Samuel Taylor Coleridge


According to Coleridge, Imagination has two forms primary and secondary.
In the 13th chapter of Biographia Literaria, Coleridge talks of fancy and
imagination.
Primary imagination: It is merely the power of receiving impressions of
the external world through the senses, it perceives objects both in their
parts and as a whole. It is an involuntary act of the mind: the human mind
receives impressions and sensations from the outside world unconsciously
and involuntarily it imposes some sort of order on those impressions,
reduces them to shape and size, so that the mind is able to form a clear
image of the outside world. It is in this way that clear and coherent
perception becomes possible.
Secondary Imagination: The primary imagination is universal and is
possessed by all. The Secondary imagination makes artistic creation
possible. It requires an effort of the will and conscious effort. It works upon
what is perceived by the primary imagination: its raw material is the
sensations and impressions supplied to it by the primary imagination. It
selects and orders the raw material, and reshapes and remodels it into
objects of beauty. It is ensemplastic and it dissolves, diffuses, dissipates, in
order to create. The Secondary Imagination is at the root of all poetic
activity. It is the power which harmonizes and reconciles opposites, and
Coleridge calls it a magical synthetic power. It fuses the various faculties of
the soul-the subjective with the objective, the human mind with external
nature, the spiritual with the physical or material.

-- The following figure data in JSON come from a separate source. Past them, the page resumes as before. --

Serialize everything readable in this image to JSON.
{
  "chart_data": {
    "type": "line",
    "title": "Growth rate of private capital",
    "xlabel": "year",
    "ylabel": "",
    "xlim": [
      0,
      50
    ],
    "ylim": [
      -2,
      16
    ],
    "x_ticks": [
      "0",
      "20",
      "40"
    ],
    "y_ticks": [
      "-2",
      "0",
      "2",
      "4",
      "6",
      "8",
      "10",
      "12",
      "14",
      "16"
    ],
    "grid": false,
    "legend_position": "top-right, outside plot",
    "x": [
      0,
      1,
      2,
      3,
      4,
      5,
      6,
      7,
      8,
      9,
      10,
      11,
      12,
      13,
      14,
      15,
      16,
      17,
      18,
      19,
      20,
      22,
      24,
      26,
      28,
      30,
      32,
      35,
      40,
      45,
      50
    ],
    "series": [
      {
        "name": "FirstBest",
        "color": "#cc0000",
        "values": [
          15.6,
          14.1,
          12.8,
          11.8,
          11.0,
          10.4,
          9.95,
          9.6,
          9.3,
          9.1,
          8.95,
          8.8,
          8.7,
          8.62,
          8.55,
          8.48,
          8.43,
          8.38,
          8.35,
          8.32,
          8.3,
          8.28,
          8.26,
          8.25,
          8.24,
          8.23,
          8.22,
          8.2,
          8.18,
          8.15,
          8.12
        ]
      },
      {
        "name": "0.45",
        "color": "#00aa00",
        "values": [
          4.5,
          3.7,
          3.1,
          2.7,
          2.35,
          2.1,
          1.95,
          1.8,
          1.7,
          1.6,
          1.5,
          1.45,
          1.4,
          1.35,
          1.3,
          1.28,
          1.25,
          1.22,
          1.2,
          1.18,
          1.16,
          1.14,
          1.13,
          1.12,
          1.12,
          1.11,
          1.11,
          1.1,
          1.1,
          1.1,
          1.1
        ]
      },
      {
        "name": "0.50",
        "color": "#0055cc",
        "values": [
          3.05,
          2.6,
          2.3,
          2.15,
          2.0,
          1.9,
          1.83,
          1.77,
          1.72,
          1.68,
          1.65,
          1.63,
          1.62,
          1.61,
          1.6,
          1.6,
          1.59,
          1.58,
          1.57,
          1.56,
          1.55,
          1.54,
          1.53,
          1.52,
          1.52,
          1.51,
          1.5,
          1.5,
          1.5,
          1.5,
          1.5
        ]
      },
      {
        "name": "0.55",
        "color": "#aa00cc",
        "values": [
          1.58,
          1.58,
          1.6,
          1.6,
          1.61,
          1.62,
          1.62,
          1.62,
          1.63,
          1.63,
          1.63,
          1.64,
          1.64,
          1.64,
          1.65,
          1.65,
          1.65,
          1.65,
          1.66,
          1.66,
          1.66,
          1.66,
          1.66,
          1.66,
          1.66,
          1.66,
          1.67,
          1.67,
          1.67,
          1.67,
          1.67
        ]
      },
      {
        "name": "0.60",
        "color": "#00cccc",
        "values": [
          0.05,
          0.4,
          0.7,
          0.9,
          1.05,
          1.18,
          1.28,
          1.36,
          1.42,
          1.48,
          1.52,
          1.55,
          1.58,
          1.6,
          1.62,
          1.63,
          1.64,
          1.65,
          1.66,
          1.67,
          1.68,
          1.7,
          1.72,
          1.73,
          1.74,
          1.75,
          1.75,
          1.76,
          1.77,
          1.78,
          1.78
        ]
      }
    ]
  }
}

The primary and secondary imaginations do not differ from each other in
kind. The difference is only of degree. The SI is more active, more as a
result of volition, more conscious and more voluntary than the primary one.
Fancy: Imagination and fancy differ in kind. Fancy is not a creative power at
all, but is a mechanical process which receives the elementary images which
come to it ready made, and without altering these, fancy reassembles them

into a different order from that in which it was received. It only combines
what it perceives into beautiful shapes, but does not fuse and unify. It is a
kind of memory that arbitrarily brings together images, and even when
brought together, these images continue to retain their separate and
individual properties. They receive no colouring and or modification from the
mind.
Willing suspension of disbelief: During the perusal of a poem or the
witnessing of a play, there is neither belief nor disbelief, but a mere
suspension of disbelief.
Organic wholeness of a poem: Coleridge established that the poem is an
organic whole, and that its form is determined by its content and is essential
to that content. Thus metre and rhyme are not merely pleasure superadded, not something superfluous which can be dispensed with, not mere
decoration, but essential to that pleasure which is true poetic pleasure.